In fact he wrote the opposite. He wrote that the morally acceptable Catholics are underground.
I won’t get into the tortured road of a drunken Irish joke drawing a parallel between 19th century Irish and Italian immigrants to the current problem with immigants from Latin America. The journey itself is ample evidence of a political opinion piece. And not a well-grounded one at that.
Nowhere in this opinion is there any acknowledgement of the plain, observable fact that Hamas uses civilians as both targets and shields while Israel drops leaflets warning civilians of an impending attack. Nowhere is there an acknowledgement that there are two million Palestinians living in relative peace and prosperity withing Israeli as citizens.
Instead, what we read repeatedly is of “Isralei violence.”
We all have an obligation to defend the vulnerable. The most effective weapon is the truth. That means incorporating, not ignoring, plain observable facts in the analysis of the ongoing violence in Gaza.
With all due respect to the Crisis editor, what we know about a Jason Jones article is that it will not be defending the vulnerable Israelis. It will not be focused on the 1200 Israelis massacred on October 7th, and not on the hostages taken, many of whom were killed, and not on the Israelis bombarded with 8500 rockets in October 2023.
Jason Jones’ organization Vulnerable People Project has helped many vulnerable Jews over the years. How many have you helped?
Ad hominem attackes don’t help the vulnerable. Or anyone else.

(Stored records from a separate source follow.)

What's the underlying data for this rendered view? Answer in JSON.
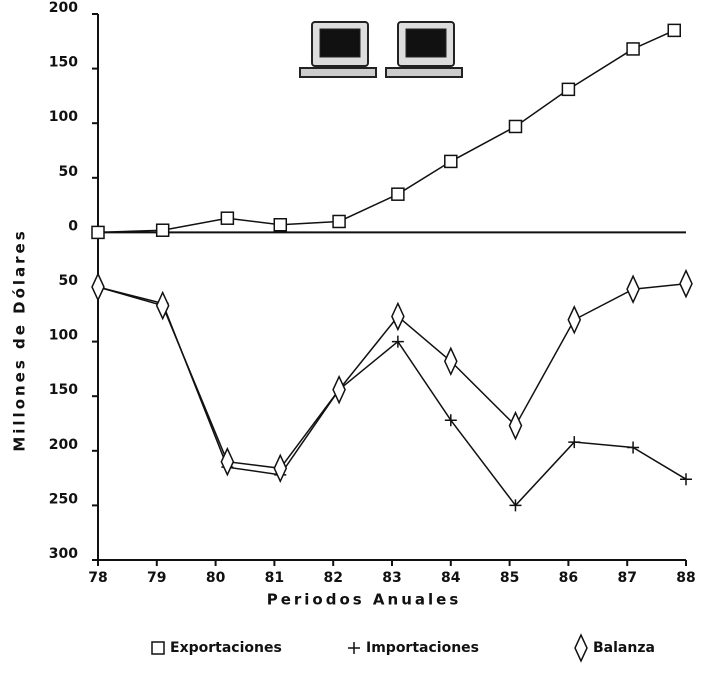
{
  "chart_data": {
    "type": "line",
    "xlabel": "Periodos Anuales",
    "ylabel": "Millones de Dólares",
    "xlim": [
      78,
      88
    ],
    "xticks": [
      78,
      79,
      80,
      81,
      82,
      83,
      84,
      85,
      86,
      87,
      88
    ],
    "ylim": [
      -300,
      200
    ],
    "yticks": [
      {
        "value": -300,
        "label": "300"
      },
      {
        "value": -250,
        "label": "250"
      },
      {
        "value": -200,
        "label": "200"
      },
      {
        "value": -150,
        "label": "150"
      },
      {
        "value": -100,
        "label": "100"
      },
      {
        "value": -50,
        "label": "50"
      },
      0,
      50,
      100,
      150,
      200
    ],
    "series": [
      {
        "name": "Exportaciones",
        "marker": "square",
        "color": "#111111",
        "x": [
          78,
          79.1,
          80.2,
          81.1,
          82.1,
          83.1,
          84.0,
          85.1,
          86.0,
          87.1,
          87.8
        ],
        "values": [
          0,
          2,
          13,
          7,
          10,
          35,
          65,
          97,
          131,
          168,
          185
        ]
      },
      {
        "name": "Importaciones",
        "marker": "plus",
        "color": "#111111",
        "x": [
          78,
          79.1,
          80.2,
          81.1,
          82.1,
          83.1,
          84.0,
          85.1,
          86.1,
          87.1,
          88
        ],
        "values": [
          -50,
          -65,
          -215,
          -222,
          -144,
          -100,
          -172,
          -250,
          -192,
          -197,
          -226
        ]
      },
      {
        "name": "Balanza",
        "marker": "diamond",
        "color": "#111111",
        "x": [
          78,
          79.1,
          80.2,
          81.1,
          82.1,
          83.1,
          84.0,
          85.1,
          86.1,
          87.1,
          88
        ],
        "values": [
          -50,
          -67,
          -210,
          -216,
          -144,
          -77,
          -118,
          -177,
          -80,
          -52,
          -47
        ]
      }
    ]
  }
}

We don’t know the facts here. One fact we do know is Ireland is not remotely Catholic anymore. It is the worst result. Ex Catholics are the most vicious persecutors so any mocking of the Emerald Marxist Clown Regime is second only the South Africa. Crisis glossed October 7th, skips over Hamas model terror state for hire, skips over the Rafah gate being closed and the hideous illegality of bottling up civilians supported by all the Arab states, the UN, Europe and two fairy princes of Crisis Sammons and Jones. To them and their not so latent Antisemitism Israel gets what it deserves because Gaza is hapless, a model terror state and I guess now has a few Catholics who have never condemned their government. I am glad to did not exagerate as much as Eric with the term “bombed” which requires planning but “strike” is also a vague term. A tank shell can be a lot of things but waiting for the investigation waste the opportunity to make Hamas’s tactic maximally effective. That is Crisis role in this. Not the elimination of Hamas but the continuation of the slow genocide started in German, rejoin in 1947. Very Stalin……do it slowly….not Hitler style…..
I read your comment waiting for the inevitable “antisemitism!” claim and wasn’t disappointed. It’s a sure sign someone has no argument when he throws that label at anyone who dares to defend the vulnerable against American-supported Israeli attacks.
I, for one, do not believe the Isaelis government is attacking the Church.
We all know what’s going in with the Hamas genocidal warfare and their tactic of using civilians both as targets and as shields. Every Hamas tactic is a war crime.
We also know that innocent civilians are killed in modern wars carried on not on isolated battlefields but in urban centers.
The idea that the Israeli government is targeting Catholics is bizarre and bordering on paranoia.